Afghanistan is getting the same treatment now. Not that being wrong about Iraq means this class of books is wrong about Afghanistan. But I don't see the doom that these books claim is coming. We haven't won yet, so we may not. But it looks like we are winning.
One author seems to want to lift any responsibility from President Obama for the pending defeat in Afghanistan that he believes must happen by blaming the military for sending troops to the wrong area and--what a shock--blaming Bush for being distracted by Iraq:
The problem was partly rooted in a 2005 decision by President George W. Bush to reduce American forces in Afghanistan and deploy them in Iraq.

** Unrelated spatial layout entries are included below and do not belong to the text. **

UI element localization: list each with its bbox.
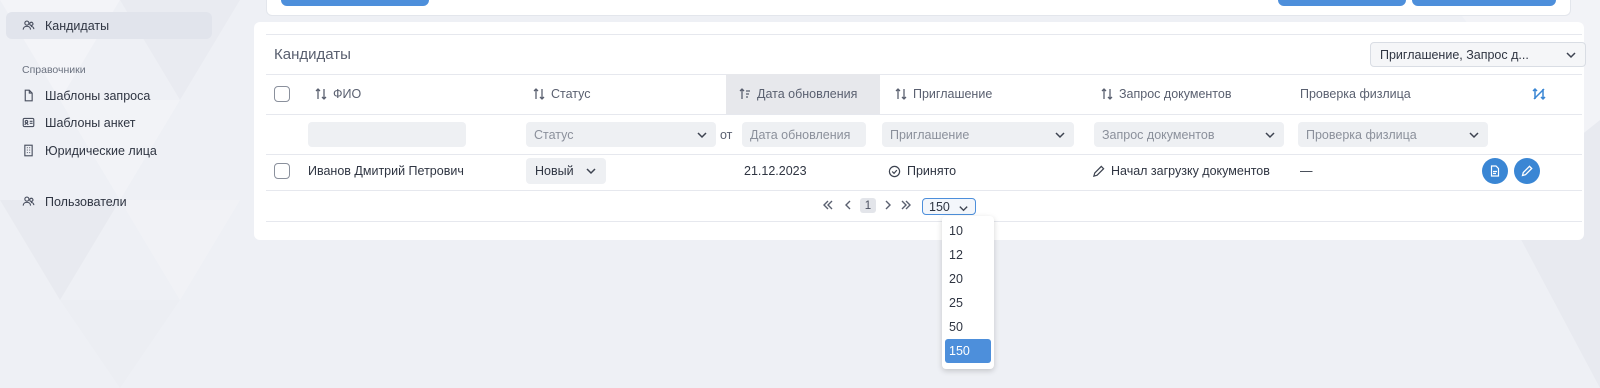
- sidebar-item-label: Юридические лица: [45, 143, 157, 158]
- divider: [266, 190, 1582, 191]
- docs-filter-select[interactable]: Запрос документов: [1094, 122, 1284, 147]
- edit-button[interactable]: [1514, 158, 1540, 184]
- page-size-option-selected[interactable]: 150: [945, 339, 991, 363]
- column-header-check[interactable]: Проверка физлица: [1300, 74, 1411, 114]
- top-action-button[interactable]: [281, 0, 429, 6]
- updated-filter-input[interactable]: Дата обновления: [742, 122, 866, 147]
- candidates-card: Кандидаты Приглашение, Запрос д... ФИО С…: [254, 22, 1586, 240]
- row-fio[interactable]: Иванов Дмитрий Петрович: [308, 162, 464, 180]
- chevron-down-icon: [1566, 52, 1576, 59]
- page-number-current[interactable]: 1: [860, 198, 876, 213]
- users-icon: [22, 20, 35, 30]
- column-header-fio[interactable]: ФИО: [314, 74, 361, 114]
- column-header-docs[interactable]: Запрос документов: [1100, 74, 1232, 114]
- sort-icon: [895, 88, 907, 100]
- sidebar-item-candidates[interactable]: Кандидаты: [6, 12, 212, 39]
- prev-page-icon[interactable]: [842, 199, 854, 211]
- row-docs: Начал загрузку документов: [1092, 162, 1270, 180]
- check-circle-icon: [888, 165, 901, 177]
- sidebar-item-request-templates[interactable]: Шаблоны запроса: [6, 82, 212, 109]
- download-pdf-button[interactable]: [1482, 158, 1508, 184]
- sidebar-item-users[interactable]: Пользователи: [6, 188, 212, 215]
- chevron-down-icon: [586, 168, 596, 175]
- select-all-checkbox[interactable]: [274, 86, 290, 102]
- file-pdf-icon: [1490, 165, 1500, 177]
- file-icon: [24, 89, 33, 102]
- first-page-icon[interactable]: [822, 199, 834, 211]
- check-filter-select[interactable]: Проверка физлица: [1298, 122, 1488, 147]
- top-action-button[interactable]: [1412, 0, 1556, 6]
- sort-icon: [315, 88, 327, 100]
- top-action-button[interactable]: [1278, 0, 1406, 6]
- sidebar: Кандидаты Справочники Шаблоны запроса Ша…: [0, 0, 220, 388]
- row-status-select[interactable]: Новый: [526, 158, 606, 184]
- sort-ascending-icon: [739, 88, 750, 99]
- fio-filter-input[interactable]: [308, 122, 466, 147]
- column-header-status[interactable]: Статус: [532, 74, 591, 114]
- sidebar-item-label: Пользователи: [45, 194, 127, 209]
- page-title: Кандидаты: [274, 46, 351, 63]
- pencil-icon: [1092, 165, 1105, 177]
- chevron-down-icon: [1055, 132, 1065, 139]
- columns-select-value: Приглашение, Запрос д...: [1380, 47, 1529, 62]
- sidebar-item-legal-entities[interactable]: Юридические лица: [6, 137, 212, 164]
- column-header-invitation[interactable]: Приглашение: [894, 74, 992, 114]
- last-page-icon[interactable]: [900, 199, 912, 211]
- page-size-option[interactable]: 12: [945, 243, 991, 267]
- chevron-down-icon: [697, 132, 707, 139]
- reset-sort-icon[interactable]: [1532, 87, 1546, 101]
- chevron-down-icon: [1469, 132, 1479, 139]
- divider: [266, 221, 1582, 222]
- page-size-option[interactable]: 50: [945, 315, 991, 339]
- sort-icon: [533, 88, 545, 100]
- page-size-option[interactable]: 20: [945, 267, 991, 291]
- sidebar-item-label: Шаблоны запроса: [45, 88, 151, 103]
- page-size-option[interactable]: 25: [945, 291, 991, 315]
- invitation-filter-select[interactable]: Приглашение: [882, 122, 1074, 147]
- row-invitation: Принято: [888, 162, 956, 180]
- row-checkbox[interactable]: [274, 163, 290, 179]
- page-size-option[interactable]: 10: [945, 219, 991, 243]
- row-check: —: [1300, 164, 1313, 178]
- sort-icon: [1101, 88, 1113, 100]
- users-icon: [22, 196, 35, 206]
- chevron-down-icon: [1265, 132, 1275, 139]
- row-updated: 21.12.2023: [744, 164, 807, 178]
- id-card-icon: [22, 117, 35, 128]
- divider: [266, 154, 1582, 155]
- divider: [266, 114, 1582, 115]
- building-icon: [24, 144, 33, 157]
- divider: [266, 34, 1582, 35]
- column-header-updated[interactable]: Дата обновления: [726, 74, 880, 114]
- page-size-select[interactable]: 150: [922, 198, 976, 215]
- sidebar-section-title: Справочники: [22, 64, 86, 76]
- pencil-icon: [1521, 165, 1533, 177]
- chevron-down-icon: [959, 206, 968, 212]
- next-page-icon[interactable]: [882, 199, 894, 211]
- sidebar-item-label: Шаблоны анкет: [45, 115, 136, 130]
- sidebar-item-label: Кандидаты: [45, 18, 110, 33]
- columns-select[interactable]: Приглашение, Запрос д...: [1370, 42, 1586, 67]
- page-size-dropdown: 10 12 20 25 50 150: [942, 216, 994, 369]
- status-filter-select[interactable]: Статус: [526, 122, 716, 147]
- from-label: от: [720, 128, 733, 142]
- sidebar-item-form-templates[interactable]: Шаблоны анкет: [6, 109, 212, 136]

Oh good grief. The seeds of defeat go back to 2005 when Bush diverted troops from Afghanistan to Iraq? Really?
Let's go to the statistics of our troop strength in both countries, shall we (from page 9)?
Year Afgh. Iraq Total
FY2002 5,200 0 5,200
FY2003 10,400 67,700 78,100
FY2004 15,200 130,600 145,800
FY2005 19,100 143,800 162,900
FY2006 20,400 141,100 161,500
FY2007 23,700 148,300 172,000
FY2008 30,100 157,800 187,900
Excuse the lack of a table. I once spent way too much time to put a table in a post and regretted it.
In 2005, the decision was allegedly made by Bush to shift troops from Afghanistan to Iraq. So from 2005 to 2006, surely we'd see that, right?
Wrong. We had 1,300 more in Afghanistan in 2006 than in 2005. And Iraq had 2,700 fewer.
Huh.
And then, the author says, the military screwed up by focusing on Helmand with the initial wave of surge troops in 2009 rather than Kandahar. Poor Obama wrongly deferred to the military, and now we are doomed. Again.
I guess I won't waste more time on this. Why bother? Max Boot takes a stab at the book.
The "good" war in Afghanistan has not gone bad--in the sense that we've lost it. But it has gone bad as liberals abandon any pretense that they'd like to win it. This was easy to predict.
Which could mean we'll lose it. But that will be from decisions we are making right now and not from decisions made in 2005.